Last Updated on September 28, 2021 by Pets Feed
Paul Steklenski is 45 years old and a veteran of the United States Army. In 2013, he learned to fly planes as a hobby. A few years later, he obtains his license and decides to buy his own plane to fulfill a very special mission: to save the lives of hundreds of dogs on the verge of being slaughtered.
It all started after the man adopted Tessa, a homeless puppy, who became the main inspiration for founding the Flying Fur Animal Rescue organization.
Tessa was adopted by Paul and his wife in 2013. They found her in a Tennessee animal shelter and immediately became better friends, and with whom she began the adventure of helping other dogs to be as happy as she is.
In 2015, the nonprofit organization in Pennsylvania began operating to save dogs from slaughterhouse shelters and help them be adopted and have a second chance in life. At first, Paul thought of doing guided tours by vehicle, but he immediately realized that the plane was a much more agile means of transportation.
“I thought it’s a way for me to use a technique that helps me move a lot of animals in a short time.” Paul Steklenski
Since then, the organization has saved more than 1,346 dogs, most of which have been abused by their owners.

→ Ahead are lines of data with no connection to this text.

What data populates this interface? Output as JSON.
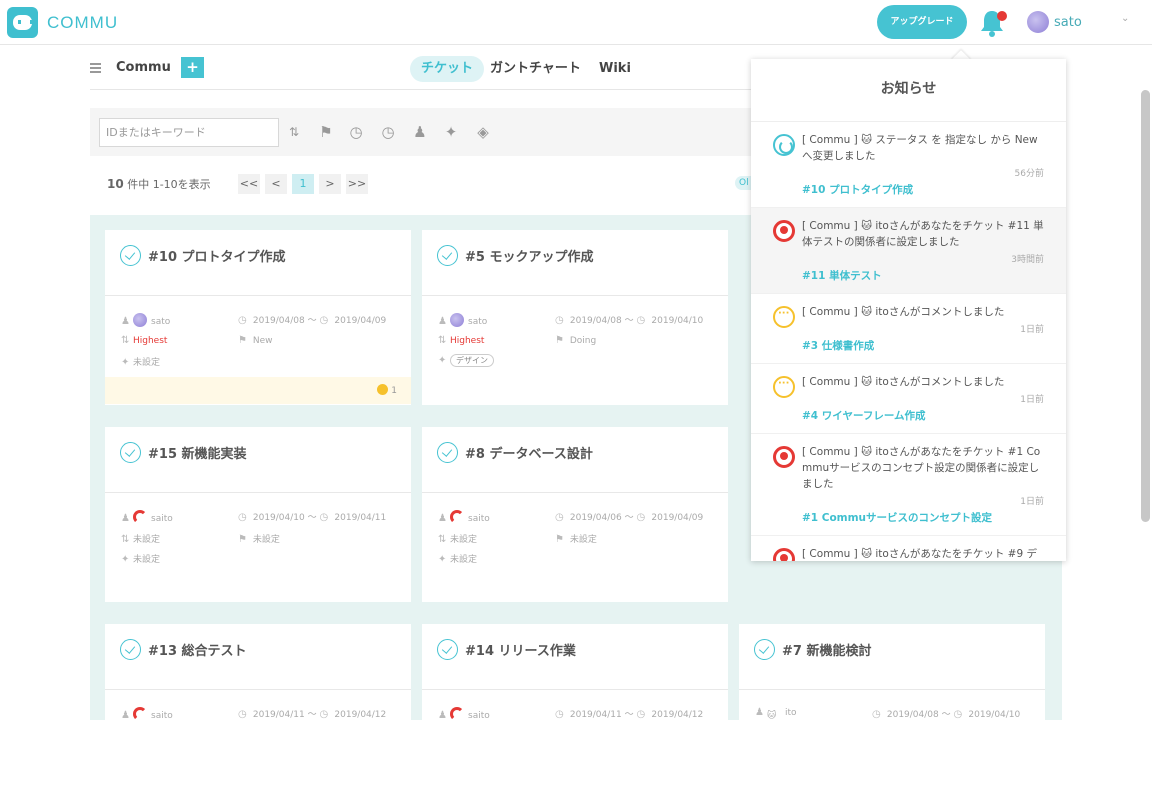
{
  "app": {
    "name": "COMMU",
    "upgrade_label": "アップグレード",
    "user_name": "sato"
  },
  "subbar": {
    "project_name": "Commu",
    "add_label": "+",
    "tabs": [
      {
        "label": "チケット",
        "active": true
      },
      {
        "label": "ガントチャート",
        "active": false
      },
      {
        "label": "Wiki",
        "active": false
      }
    ]
  },
  "filter": {
    "search_placeholder": "IDまたはキーワード",
    "icons": [
      "sort-icon",
      "flag-icon",
      "start-date-icon",
      "due-date-icon",
      "assignee-icon",
      "tag-icon",
      "status-icon"
    ]
  },
  "list": {
    "count_number": "10",
    "count_text": " 件中 1-10を表示",
    "pagination": [
      "<<",
      "<",
      "1",
      ">",
      ">>"
    ],
    "current_page": "1",
    "view_pill": "Ol"
  },
  "cards": [
    {
      "title": "#10 プロトタイプ作成",
      "assignee": "sato",
      "start": "2019/04/08",
      "end": "2019/04/09",
      "priority": "Highest",
      "status": "New",
      "tag": "未設定",
      "comments": "1"
    },
    {
      "title": "#5 モックアップ作成",
      "assignee": "sato",
      "start": "2019/04/08",
      "end": "2019/04/10",
      "priority": "Highest",
      "status": "Doing",
      "tag": "デザイン"
    },
    {
      "title": "#15 新機能実装",
      "assignee": "saito",
      "start": "2019/04/10",
      "end": "2019/04/11",
      "priority": "未設定",
      "status": "未設定",
      "tag": "未設定"
    },
    {
      "title": "#8 データベース設計",
      "assignee": "saito",
      "start": "2019/04/06",
      "end": "2019/04/09",
      "priority": "未設定",
      "status": "未設定",
      "tag": "未設定"
    },
    {
      "title": "#13 総合テスト",
      "assignee": "saito",
      "start": "2019/04/11",
      "end": "2019/04/12"
    },
    {
      "title": "#14 リリース作業",
      "assignee": "saito",
      "start": "2019/04/11",
      "end": "2019/04/12"
    },
    {
      "title": "#7 新機能検討",
      "assignee": "ito",
      "start": "2019/04/08",
      "end": "2019/04/10"
    }
  ],
  "date_sep": "〜",
  "notifications": {
    "title": "お知らせ",
    "items": [
      {
        "icon": "sync",
        "text1": "[ Commu ] 🐱 ステータス を 指定なし から New",
        "text2": "へ変更しました",
        "time": "56分前",
        "link": "#10 プロトタイプ作成",
        "shaded": false
      },
      {
        "icon": "user",
        "text1": "[ Commu ] 🐱 itoさんがあなたをチケット #11 単",
        "text2": "体テストの関係者に設定しました",
        "time": "3時間前",
        "link": "#11 単体テスト",
        "shaded": true
      },
      {
        "icon": "comment",
        "text1": "[ Commu ] 🐱 itoさんがコメントしました",
        "text2": "",
        "time": "1日前",
        "link": "#3 仕様書作成",
        "shaded": false
      },
      {
        "icon": "comment",
        "text1": "[ Commu ] 🐱 itoさんがコメントしました",
        "text2": "",
        "time": "1日前",
        "link": "#4 ワイヤーフレーム作成",
        "shaded": false
      },
      {
        "icon": "user",
        "text1": "[ Commu ] 🐱 itoさんがあなたをチケット #1 Co",
        "text2": "mmuサービスのコンセプト設定の関係者に設定し",
        "text3": "ました",
        "time": "1日前",
        "link": "#1 Commuサービスのコンセプト設定",
        "shaded": false
      },
      {
        "icon": "user",
        "text1": "[ Commu ] 🐱 itoさんがあなたをチケット #9 デ",
        "text2": "",
        "time": "",
        "link": "",
        "shaded": false
      }
    ]
  },
  "colors": {
    "accent": "#3fbfcf",
    "board_bg": "#e6f3f2",
    "priority_high": "#e53935",
    "notice_dot": "#e53935"
  }
}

Some cases were found with scabies, while one dog was shot in the head, sprayed, and even drugged. Despite all the suffering, the poor animals decide to trust a human being again and receive the love they so badly need.

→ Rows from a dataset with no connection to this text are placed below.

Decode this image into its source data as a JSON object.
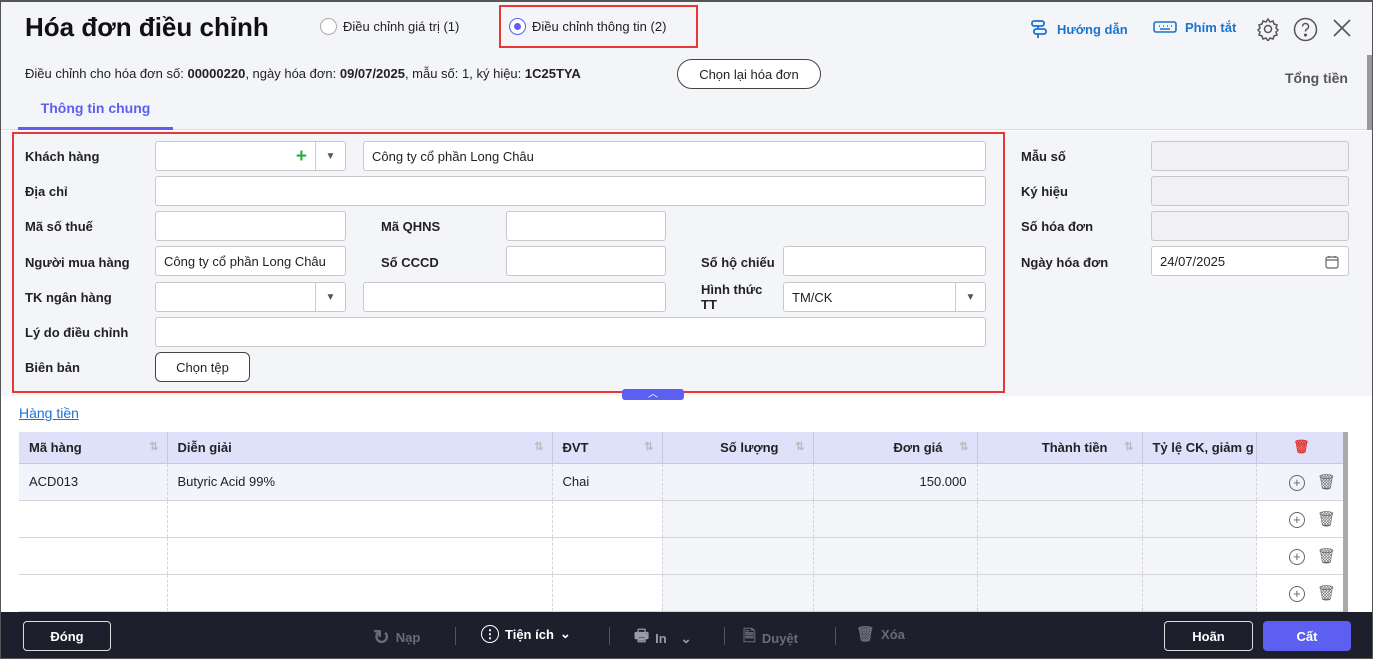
{
  "header": {
    "title": "Hóa đơn điều chỉnh",
    "options": [
      {
        "label": "Điều chỉnh giá trị (1)",
        "selected": false
      },
      {
        "label": "Điều chỉnh thông tin (2)",
        "selected": true
      }
    ],
    "guide": "Hướng dẫn",
    "shortcuts": "Phím tắt",
    "info": {
      "prefix": "Điều chỉnh cho hóa đơn số: ",
      "number": "00000220",
      "date_label": ", ngày hóa đơn: ",
      "date": "09/07/2025",
      "form_label": ", mẫu số: ",
      "form": "1",
      "symbol_label": ", ký hiệu: ",
      "symbol": "1C25TYA"
    },
    "reselect": "Chọn lại hóa đơn",
    "total": "Tổng tiền",
    "tab": "Thông tin chung"
  },
  "form": {
    "customer": {
      "label": "Khách hàng",
      "code": "",
      "name": "Công ty cổ phần Long Châu"
    },
    "address": {
      "label": "Địa chỉ",
      "value": ""
    },
    "tax": {
      "label": "Mã số thuế",
      "value": ""
    },
    "qhns": {
      "label": "Mã QHNS",
      "value": ""
    },
    "buyer": {
      "label": "Người mua hàng",
      "value": "Công ty cổ phần Long Châu"
    },
    "cccd": {
      "label": "Số CCCD",
      "value": ""
    },
    "passport": {
      "label": "Số hộ chiếu",
      "value": ""
    },
    "bank": {
      "label": "TK ngân hàng",
      "value": "",
      "bank_name": ""
    },
    "payment": {
      "label": "Hình thức TT",
      "value": "TM/CK"
    },
    "reason": {
      "label": "Lý do điều chỉnh",
      "value": ""
    },
    "record": {
      "label": "Biên bản",
      "button": "Chọn tệp"
    },
    "form_no": {
      "label": "Mẫu số",
      "value": ""
    },
    "symbol": {
      "label": "Ký hiệu",
      "value": ""
    },
    "invoice_no": {
      "label": "Số hóa đơn",
      "value": ""
    },
    "invoice_date": {
      "label": "Ngày hóa đơn",
      "value": "24/07/2025"
    }
  },
  "items": {
    "title": "Hàng tiền",
    "columns": [
      "Mã hàng",
      "Diễn giải",
      "ĐVT",
      "Số lượng",
      "Đơn giá",
      "Thành tiền",
      "Tỷ lệ CK, giảm g"
    ],
    "rows": [
      [
        "ACD013",
        "Butyric Acid 99%",
        "Chai",
        "",
        "150.000",
        "",
        ""
      ],
      [
        "",
        "",
        "",
        "",
        "",
        "",
        ""
      ],
      [
        "",
        "",
        "",
        "",
        "",
        "",
        ""
      ],
      [
        "",
        "",
        "",
        "",
        "",
        "",
        ""
      ]
    ]
  },
  "footer": {
    "close": "Đóng",
    "reload": "Nạp",
    "utilities": "Tiện ích",
    "print": "In",
    "approve": "Duyệt",
    "delete": "Xóa",
    "cancel": "Hoãn",
    "save": "Cất"
  },
  "colors": {
    "accent": "#5c5fef",
    "link": "#1a73d0",
    "highlight": "#e53935",
    "footer": "#1e1f2d"
  }
}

Paul is investing about $ 1,000 a month in his own money to equip the aircraft and carry out the animal rescue operation. On its website, there is a space for those wishing to donate (starting at $ 5) to pay the $ 500 required for each flight, since they have no administration fee and all employees work as they wish.

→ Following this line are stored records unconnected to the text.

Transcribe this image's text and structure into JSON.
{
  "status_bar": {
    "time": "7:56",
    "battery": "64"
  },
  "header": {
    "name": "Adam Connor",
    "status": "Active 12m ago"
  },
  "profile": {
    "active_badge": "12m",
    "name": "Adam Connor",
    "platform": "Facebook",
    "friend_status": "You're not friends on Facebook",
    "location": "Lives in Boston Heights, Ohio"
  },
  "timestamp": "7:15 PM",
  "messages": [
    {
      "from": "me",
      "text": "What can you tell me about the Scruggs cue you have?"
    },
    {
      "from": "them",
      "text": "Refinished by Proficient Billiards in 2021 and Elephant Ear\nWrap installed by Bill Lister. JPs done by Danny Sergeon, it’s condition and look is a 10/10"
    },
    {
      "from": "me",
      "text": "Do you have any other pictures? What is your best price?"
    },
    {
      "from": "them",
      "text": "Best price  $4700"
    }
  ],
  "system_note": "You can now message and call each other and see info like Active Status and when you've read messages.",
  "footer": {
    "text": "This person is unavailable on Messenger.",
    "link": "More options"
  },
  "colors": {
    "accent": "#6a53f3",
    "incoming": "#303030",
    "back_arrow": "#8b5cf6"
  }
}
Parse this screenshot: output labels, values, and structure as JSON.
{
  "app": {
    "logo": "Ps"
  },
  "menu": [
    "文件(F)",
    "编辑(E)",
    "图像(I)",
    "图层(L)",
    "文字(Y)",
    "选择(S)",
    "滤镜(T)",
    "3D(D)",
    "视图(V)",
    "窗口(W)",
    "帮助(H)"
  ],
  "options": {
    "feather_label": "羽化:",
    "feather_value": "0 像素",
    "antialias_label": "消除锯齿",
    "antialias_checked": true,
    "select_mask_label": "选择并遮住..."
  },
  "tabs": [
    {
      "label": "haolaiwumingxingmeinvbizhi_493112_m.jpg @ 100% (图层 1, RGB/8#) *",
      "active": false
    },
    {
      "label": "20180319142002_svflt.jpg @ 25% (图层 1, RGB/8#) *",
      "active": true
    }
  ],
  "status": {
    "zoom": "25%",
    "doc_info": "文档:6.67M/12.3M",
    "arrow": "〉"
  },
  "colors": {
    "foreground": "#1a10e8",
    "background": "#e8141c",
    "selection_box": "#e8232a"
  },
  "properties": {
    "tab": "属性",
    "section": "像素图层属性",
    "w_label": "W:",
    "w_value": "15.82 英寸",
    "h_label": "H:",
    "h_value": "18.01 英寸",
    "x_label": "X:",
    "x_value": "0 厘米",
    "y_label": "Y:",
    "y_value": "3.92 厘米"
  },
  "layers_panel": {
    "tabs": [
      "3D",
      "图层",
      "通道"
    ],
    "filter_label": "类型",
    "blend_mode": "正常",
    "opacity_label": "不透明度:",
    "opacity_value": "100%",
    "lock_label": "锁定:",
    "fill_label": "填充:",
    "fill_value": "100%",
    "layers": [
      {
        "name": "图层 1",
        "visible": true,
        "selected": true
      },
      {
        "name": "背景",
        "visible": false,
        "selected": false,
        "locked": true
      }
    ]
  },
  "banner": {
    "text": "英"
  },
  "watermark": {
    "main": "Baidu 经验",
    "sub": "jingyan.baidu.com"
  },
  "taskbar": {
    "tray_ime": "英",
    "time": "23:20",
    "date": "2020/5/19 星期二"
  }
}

“My full-time job helps me pay for it … I need my job to accomplish this mission and help save these animals.” Paul Steklenski
Twice a month, 15 dogs rescued from shelters get on Paul’s plane and are handed over to the officials who decided to adopt them. “These animals are doing well, are healthy and can be adopted, and are being robbed for their lives,” said the big man in an interview.
The story does not stop there and, for later, Paul wants to reach the goal of buying a farm with an airstrip to make it a rescue center including the entrance of the animal, its phase Rehabilitation and Adoption.
What do you think about Paul’s story and his efforts to save animals? Would you be willing to do something similar to help hairy friends in search of a second chance? Share your thoughts with us in the comments!